Subspace Hybrid MVDR Beamforming for Augmented Hearing

Sina Hafezi,Alastair H. Moore,Pierre H. Guiraud,Patrick A. Naylor,Jacob Donley,Vladimir Tourbabin,Thomas Lunner
2023-12-01
Abstract:Signal-dependent beamformers are advantageous over signal-independent beamformers when the acoustic scenario - be it real-world or simulated - is straightforward in terms of the number of sound sources, the ambient sound field and their dynamics. However, in the context of augmented reality audio using head-worn microphone arrays, the acoustic scenarios encountered are often far from straightforward. The design of robust, high-performance, adaptive beamformers for such scenarios is an on-going challenge. This is due to the violation of the typically required assumptions on the noise field caused by, for example, rapid variations resulting from complex acoustic environments, and/or rotations of the listener's head. This work proposes a multi-channel speech enhancement algorithm which utilises the adaptability of signal-dependent beamformers while still benefiting from the computational efficiency and robust performance of signal-independent super-directive beamformers. The algorithm has two stages. (i) The first stage is a hybrid beamformer based on a dictionary of weights corresponding to a set of noise field models. (ii) The second stage is a wide-band subspace post-filter to remove any artifacts resulting from (i). The algorithm is evaluated using both real-world recordings and simulations of a cocktail-party scenario. Noise suppression, intelligibility and speech quality results show a significant performance improvement by the proposed algorithm compared to the baseline super-directive beamformer. A data-driven implementation of the noise field dictionary is shown to provide more noise suppression, and similar speech intelligibility and quality, compared to a parametric dictionary.

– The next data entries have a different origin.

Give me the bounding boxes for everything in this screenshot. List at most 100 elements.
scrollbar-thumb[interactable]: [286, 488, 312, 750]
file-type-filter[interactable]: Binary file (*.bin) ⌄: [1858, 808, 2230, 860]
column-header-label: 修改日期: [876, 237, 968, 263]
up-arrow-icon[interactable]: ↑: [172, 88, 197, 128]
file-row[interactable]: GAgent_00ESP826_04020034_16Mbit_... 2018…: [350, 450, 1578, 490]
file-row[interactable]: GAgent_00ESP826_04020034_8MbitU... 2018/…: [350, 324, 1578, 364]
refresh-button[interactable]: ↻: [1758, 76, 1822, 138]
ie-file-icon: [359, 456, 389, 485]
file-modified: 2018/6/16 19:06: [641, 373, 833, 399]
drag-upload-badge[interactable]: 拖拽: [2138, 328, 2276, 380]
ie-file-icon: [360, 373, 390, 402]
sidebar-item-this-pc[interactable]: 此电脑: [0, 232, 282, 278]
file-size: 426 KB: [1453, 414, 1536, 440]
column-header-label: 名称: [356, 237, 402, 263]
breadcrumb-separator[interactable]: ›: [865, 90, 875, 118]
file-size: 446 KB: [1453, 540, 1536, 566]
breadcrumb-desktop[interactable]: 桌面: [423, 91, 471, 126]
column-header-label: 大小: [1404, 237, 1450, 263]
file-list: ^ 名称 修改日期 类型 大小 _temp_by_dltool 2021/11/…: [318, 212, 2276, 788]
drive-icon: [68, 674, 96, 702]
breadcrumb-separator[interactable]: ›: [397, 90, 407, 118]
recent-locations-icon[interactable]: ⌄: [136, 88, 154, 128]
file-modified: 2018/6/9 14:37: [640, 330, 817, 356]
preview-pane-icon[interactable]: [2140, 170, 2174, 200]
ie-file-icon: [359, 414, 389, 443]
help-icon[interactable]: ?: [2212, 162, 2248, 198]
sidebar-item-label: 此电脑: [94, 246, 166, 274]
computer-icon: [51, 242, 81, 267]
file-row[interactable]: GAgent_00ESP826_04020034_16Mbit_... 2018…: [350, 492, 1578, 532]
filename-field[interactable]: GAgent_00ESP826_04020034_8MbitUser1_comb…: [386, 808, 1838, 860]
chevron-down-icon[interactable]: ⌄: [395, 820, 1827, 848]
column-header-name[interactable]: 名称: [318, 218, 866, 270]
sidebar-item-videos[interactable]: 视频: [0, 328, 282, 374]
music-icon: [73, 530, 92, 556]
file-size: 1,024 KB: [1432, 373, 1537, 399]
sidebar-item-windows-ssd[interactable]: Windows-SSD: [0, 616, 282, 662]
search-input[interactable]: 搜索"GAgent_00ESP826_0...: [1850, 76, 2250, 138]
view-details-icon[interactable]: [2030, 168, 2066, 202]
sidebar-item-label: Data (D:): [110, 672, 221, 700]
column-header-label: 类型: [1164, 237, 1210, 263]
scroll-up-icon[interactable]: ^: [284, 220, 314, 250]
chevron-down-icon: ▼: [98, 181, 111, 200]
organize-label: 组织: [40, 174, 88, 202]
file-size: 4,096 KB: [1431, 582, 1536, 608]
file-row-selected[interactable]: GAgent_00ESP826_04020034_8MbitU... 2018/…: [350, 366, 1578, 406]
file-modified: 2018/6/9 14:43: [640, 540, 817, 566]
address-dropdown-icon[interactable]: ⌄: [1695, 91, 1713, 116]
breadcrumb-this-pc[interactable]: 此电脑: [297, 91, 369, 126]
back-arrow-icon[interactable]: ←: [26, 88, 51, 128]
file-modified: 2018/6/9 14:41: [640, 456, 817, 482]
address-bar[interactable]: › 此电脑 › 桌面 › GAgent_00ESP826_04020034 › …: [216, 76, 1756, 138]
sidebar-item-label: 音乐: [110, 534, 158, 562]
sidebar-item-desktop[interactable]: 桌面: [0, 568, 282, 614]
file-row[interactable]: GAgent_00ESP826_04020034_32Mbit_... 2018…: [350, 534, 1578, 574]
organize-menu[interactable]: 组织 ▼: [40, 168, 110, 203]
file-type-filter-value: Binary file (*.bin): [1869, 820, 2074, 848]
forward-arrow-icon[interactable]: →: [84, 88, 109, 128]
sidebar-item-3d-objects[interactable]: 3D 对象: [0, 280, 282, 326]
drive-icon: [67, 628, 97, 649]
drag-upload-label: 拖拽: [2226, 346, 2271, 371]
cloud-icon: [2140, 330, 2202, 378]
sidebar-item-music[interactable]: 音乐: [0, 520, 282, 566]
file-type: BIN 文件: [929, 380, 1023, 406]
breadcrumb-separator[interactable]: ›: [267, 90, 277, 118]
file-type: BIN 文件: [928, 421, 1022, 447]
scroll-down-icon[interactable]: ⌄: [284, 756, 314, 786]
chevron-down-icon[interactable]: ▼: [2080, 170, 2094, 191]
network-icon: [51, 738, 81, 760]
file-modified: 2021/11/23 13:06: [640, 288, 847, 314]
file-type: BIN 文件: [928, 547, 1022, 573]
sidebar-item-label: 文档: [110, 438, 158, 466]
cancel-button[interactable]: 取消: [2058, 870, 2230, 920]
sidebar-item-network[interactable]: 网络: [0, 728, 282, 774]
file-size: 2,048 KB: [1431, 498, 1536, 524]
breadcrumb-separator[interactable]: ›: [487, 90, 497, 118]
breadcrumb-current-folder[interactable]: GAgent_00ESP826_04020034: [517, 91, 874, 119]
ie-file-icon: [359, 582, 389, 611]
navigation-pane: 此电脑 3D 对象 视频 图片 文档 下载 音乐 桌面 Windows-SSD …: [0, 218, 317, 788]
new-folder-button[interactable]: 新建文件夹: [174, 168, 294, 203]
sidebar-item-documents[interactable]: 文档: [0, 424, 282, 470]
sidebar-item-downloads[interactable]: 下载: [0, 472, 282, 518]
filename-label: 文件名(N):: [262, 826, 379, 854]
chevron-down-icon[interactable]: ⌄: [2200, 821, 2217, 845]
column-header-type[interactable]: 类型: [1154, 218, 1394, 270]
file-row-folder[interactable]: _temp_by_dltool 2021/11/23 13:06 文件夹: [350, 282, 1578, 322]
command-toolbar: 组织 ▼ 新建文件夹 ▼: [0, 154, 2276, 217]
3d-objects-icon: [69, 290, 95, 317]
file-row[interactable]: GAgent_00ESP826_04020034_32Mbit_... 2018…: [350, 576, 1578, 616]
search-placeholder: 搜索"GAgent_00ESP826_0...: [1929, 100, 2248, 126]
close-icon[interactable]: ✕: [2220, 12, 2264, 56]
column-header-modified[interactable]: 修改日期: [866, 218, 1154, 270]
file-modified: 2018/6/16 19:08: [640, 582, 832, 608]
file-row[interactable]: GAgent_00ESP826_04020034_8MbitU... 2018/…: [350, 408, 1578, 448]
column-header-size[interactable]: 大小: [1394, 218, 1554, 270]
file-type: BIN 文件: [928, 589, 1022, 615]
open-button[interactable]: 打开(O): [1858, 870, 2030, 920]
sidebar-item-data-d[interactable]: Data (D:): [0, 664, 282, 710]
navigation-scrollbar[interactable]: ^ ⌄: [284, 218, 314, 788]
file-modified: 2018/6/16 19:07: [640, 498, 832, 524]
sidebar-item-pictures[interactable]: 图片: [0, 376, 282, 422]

Audio and Speech Processing,Sound,Signal Processing
What problem does this paper attempt to address?
This paper attempts to solve the problem of speech enhancement in complex acoustic scenarios when using head - mounted microphone arrays in augmented - reality audio. Specifically, the paper focuses on how to improve the quality and intelligibility of speech signals in the context of local interference sources and environmental noise in the presence of one or more target speakers. The challenge lies in the fact that the performance of existing signal - dependent beamformers is significantly affected when facing rapidly changing sound fields (such as those caused by head rotation) and non - isotropic noise fields. Therefore, designing a multichannel speech - enhancement algorithm that can adapt to these complex scenarios while remaining computationally efficient, efficient, and robust has become the focus of research. To solve the above problems, the paper proposes a new multichannel speech - enhancement algorithm, which is divided into two stages: 1. **Hybrid Beamforming**: Based on a dictionary containing weights of multiple noise - field models, the adaptability of the signal - dependent beamformer is achieved. 2. **Broadband Subspace Post - filtering**: Any artifacts that may be generated in the first stage are removed to further improve speech quality and intelligibility. Through these two stages, the algorithm aims to provide better noise - suppression effects than traditional super - directive beamformers without sacrificing computational efficiency. The paper evaluates the proposed algorithm using actual recordings and simulated "cocktail party" scenario data. The results show that the algorithm is superior to the baseline super - directive beamformer in terms of noise suppression, speech intelligibility, and quality. In addition, the data - driven noise - field - model dictionary performs better in noise suppression while maintaining similar speech intelligibility and quality. In summary, the main contribution of this paper is the proposal of a multichannel speech - enhancement algorithm that can work effectively in complex acoustic environments, providing a new solution for speech processing in augmented - reality audio applications.